Like so many Singaporeans, Bernard Tan is a football fan.
He wants a pack of Lions he can be proud of.
One of four vice-presidents at the Football Association of Singapore (FAS), Tan believes the upcoming ASEAN Football Federation Suzuki Cup will be tough, but says the national team can do well on home soil.
But he is already plotting for the future, and is putting together a blueprint to create a "great national team" 10 years from now.
Tan and fellow FAS vice-president Edwin Tong have been charged to put together a bid for Singapore to host the Under-17 World Cup in 2019 or 2021, and the mission is to build a team that are good enough to qualify for the tournament on merit, even if the Republic does get the nod from Fifa to stage the tournament here.
To do that, Tan's biggest priority is to expand the base by getting more primary school kids to play more football.
Speaking to The New Paper earlier this week, Tan said: "At the last World Cup, there were four countries - Uruguay, Costa Rica, Bosnia-Herzegovina and Croatia - that have a smaller population than we do.
"I came into this assignment with a lot of hope that a smaller country can punch above its weight and the examples are there. The trick is how do we organise ourselves and get the system moving in the right direction, and of course, resourcing in the proper way.
"The teams that we have today are products of things we did 10 years ago. There's nothing I can do significantly to affect the state of the national team today.
"What we do in this (FAS) council affects the national team 10 years from now. We are going to build the structures for the team 10 years from now.
"Obviously it's important to get the performance today, its important to give (national football coach Bernd) Stange and his team the resources to do as well as they can with this current team.
"But if we want to build a significantly better team, the work starts with what we do today."

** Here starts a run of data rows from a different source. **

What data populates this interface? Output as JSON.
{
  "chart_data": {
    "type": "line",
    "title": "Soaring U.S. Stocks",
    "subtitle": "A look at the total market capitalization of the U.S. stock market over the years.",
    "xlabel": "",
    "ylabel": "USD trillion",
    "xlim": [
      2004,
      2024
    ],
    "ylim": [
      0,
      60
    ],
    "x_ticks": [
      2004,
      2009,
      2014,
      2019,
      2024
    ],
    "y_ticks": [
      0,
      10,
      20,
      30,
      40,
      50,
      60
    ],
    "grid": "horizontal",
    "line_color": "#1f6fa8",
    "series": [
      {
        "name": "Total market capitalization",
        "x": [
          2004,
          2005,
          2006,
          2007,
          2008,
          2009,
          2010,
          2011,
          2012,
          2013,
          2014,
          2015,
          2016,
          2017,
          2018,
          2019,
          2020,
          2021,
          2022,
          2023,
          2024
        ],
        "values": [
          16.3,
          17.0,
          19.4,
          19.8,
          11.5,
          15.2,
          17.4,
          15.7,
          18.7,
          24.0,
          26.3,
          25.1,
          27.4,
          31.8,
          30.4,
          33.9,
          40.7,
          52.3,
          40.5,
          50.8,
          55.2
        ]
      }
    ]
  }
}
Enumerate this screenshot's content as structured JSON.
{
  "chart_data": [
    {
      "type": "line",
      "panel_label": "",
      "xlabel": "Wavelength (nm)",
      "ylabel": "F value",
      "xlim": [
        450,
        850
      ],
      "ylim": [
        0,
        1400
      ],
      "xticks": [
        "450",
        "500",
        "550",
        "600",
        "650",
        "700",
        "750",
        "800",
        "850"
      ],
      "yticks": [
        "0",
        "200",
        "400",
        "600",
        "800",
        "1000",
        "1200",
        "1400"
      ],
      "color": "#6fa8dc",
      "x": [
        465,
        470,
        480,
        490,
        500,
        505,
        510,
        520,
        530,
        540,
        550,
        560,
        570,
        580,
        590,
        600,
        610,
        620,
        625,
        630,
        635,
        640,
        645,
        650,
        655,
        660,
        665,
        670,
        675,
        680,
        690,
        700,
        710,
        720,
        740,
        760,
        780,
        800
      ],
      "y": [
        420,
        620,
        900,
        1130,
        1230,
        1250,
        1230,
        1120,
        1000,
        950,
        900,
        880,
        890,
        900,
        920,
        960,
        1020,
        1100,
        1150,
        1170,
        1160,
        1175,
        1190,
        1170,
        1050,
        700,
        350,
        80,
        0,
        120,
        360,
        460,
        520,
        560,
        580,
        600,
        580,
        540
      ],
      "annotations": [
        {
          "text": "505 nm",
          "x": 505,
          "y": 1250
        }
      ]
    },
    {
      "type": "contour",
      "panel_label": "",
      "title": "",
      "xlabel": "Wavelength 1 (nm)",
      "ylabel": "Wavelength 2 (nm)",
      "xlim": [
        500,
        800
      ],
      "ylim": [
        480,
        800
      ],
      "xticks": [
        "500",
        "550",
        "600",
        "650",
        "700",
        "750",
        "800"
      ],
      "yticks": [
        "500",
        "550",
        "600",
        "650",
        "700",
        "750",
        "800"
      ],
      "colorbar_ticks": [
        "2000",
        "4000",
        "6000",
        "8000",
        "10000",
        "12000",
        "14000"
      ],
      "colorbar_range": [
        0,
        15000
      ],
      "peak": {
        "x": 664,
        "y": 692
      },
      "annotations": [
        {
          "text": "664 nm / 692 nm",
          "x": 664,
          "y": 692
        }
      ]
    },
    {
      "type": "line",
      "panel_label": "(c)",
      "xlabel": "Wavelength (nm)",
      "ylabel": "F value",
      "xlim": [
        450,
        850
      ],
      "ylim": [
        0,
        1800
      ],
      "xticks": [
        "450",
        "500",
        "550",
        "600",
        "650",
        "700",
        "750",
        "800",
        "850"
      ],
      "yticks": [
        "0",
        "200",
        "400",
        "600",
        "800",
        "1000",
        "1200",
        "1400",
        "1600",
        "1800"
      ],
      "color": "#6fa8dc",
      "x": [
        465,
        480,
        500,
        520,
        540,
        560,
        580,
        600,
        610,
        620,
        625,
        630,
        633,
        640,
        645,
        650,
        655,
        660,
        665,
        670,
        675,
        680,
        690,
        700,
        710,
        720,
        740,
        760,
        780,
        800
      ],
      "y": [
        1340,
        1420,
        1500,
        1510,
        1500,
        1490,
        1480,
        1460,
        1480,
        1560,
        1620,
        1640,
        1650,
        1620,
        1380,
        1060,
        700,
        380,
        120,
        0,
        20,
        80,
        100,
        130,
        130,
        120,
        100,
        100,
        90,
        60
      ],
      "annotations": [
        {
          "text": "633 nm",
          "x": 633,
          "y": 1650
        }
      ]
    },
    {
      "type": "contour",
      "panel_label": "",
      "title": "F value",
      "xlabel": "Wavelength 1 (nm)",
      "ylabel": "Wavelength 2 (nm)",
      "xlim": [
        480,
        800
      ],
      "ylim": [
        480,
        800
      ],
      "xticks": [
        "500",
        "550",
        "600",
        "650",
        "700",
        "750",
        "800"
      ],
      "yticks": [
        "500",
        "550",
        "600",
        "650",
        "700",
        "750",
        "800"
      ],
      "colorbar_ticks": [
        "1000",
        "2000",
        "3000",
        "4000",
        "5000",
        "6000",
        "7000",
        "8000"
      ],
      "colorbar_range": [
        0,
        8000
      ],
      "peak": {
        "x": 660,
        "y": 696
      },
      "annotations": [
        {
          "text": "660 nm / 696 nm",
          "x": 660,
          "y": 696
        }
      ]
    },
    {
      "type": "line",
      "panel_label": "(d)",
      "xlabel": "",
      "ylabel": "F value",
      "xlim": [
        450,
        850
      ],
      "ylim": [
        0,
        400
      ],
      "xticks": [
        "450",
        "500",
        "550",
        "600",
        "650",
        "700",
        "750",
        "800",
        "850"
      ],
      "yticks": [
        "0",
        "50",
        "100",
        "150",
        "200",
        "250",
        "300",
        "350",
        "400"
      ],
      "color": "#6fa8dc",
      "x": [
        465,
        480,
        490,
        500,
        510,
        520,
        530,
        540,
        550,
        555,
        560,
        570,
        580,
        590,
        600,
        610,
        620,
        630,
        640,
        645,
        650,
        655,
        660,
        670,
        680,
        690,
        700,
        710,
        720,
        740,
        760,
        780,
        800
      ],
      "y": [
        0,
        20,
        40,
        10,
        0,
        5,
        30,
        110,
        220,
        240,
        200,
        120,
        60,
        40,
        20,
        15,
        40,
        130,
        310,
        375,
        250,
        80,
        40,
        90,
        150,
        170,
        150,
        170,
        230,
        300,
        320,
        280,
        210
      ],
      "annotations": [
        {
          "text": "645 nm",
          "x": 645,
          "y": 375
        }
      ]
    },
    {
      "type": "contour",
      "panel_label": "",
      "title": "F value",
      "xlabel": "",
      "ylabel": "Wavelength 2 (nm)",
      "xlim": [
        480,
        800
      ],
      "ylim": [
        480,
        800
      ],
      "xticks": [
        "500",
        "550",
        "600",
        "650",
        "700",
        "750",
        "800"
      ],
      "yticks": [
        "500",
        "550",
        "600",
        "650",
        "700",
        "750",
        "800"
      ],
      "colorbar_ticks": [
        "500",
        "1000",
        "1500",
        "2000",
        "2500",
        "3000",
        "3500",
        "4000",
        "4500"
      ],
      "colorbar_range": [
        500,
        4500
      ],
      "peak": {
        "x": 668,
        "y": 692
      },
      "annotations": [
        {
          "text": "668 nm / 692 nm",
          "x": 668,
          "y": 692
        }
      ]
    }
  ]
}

Tan was formerly president commissioner of PT Bank DBS Indonesia and is now president of the commercial business group of ST Kinetics.
He joined the FAS last October and has been on the board of Sport Singapore (previously the Singapore Sports Council) since 2006.
Citing a startling statistic, Tan said it is crucial they grow the numbers in terms of kids playing the sport for Singapore to have a chance of creating a formidable football team that can do battle with the continent's heavyweights.
In a survey of 100 primary schools, conducted by Sport Singapore's Football Task Force, 47 per cent of kids want to play football but only 5.9 per cent actually do.
If there are 36,000 kids at each level, that means there are only 2,000 young footballers in each cohort, an unacceptable figure for Tan, who wants to at least treble that percentage for the Lions "to stand a fighting chance to punch above its own weight".
Tan was a former Chief of Armour, rising up to the rank of Brigadier-General.
He was awarded the President cum SAF Scholarship, as well as the Lee Kuan Yew Postgraduate Scholarship.
He is a go-getter and is clearly determined to fix the problem and get more boys and girls playing football from a very young age.
"Basic technical skills in football are fixed before 12, I believe this to be so," he said.
"By 12, roughly you can tell who can make it, who will not. You won't get it right 100 per cent, but you can tell.
"Maybe for sports like bowling and shooting, you can still learn (the skills) after 12, but there are certain activities you need to start young and it is harder to learn proper techniques when you are older, for example swimming or playing the piano.
"Similarly for football, the basic movements are ingrained by 12.
"It's not that we don't have kids who want to play, but only 5.9 per cent do. How do we change that? That is the first big question.
"If we can solve that question, then we are on our way to having a great national team 10 years from now."
A husband and father of three teenage boys, Tan is obviously a busy man.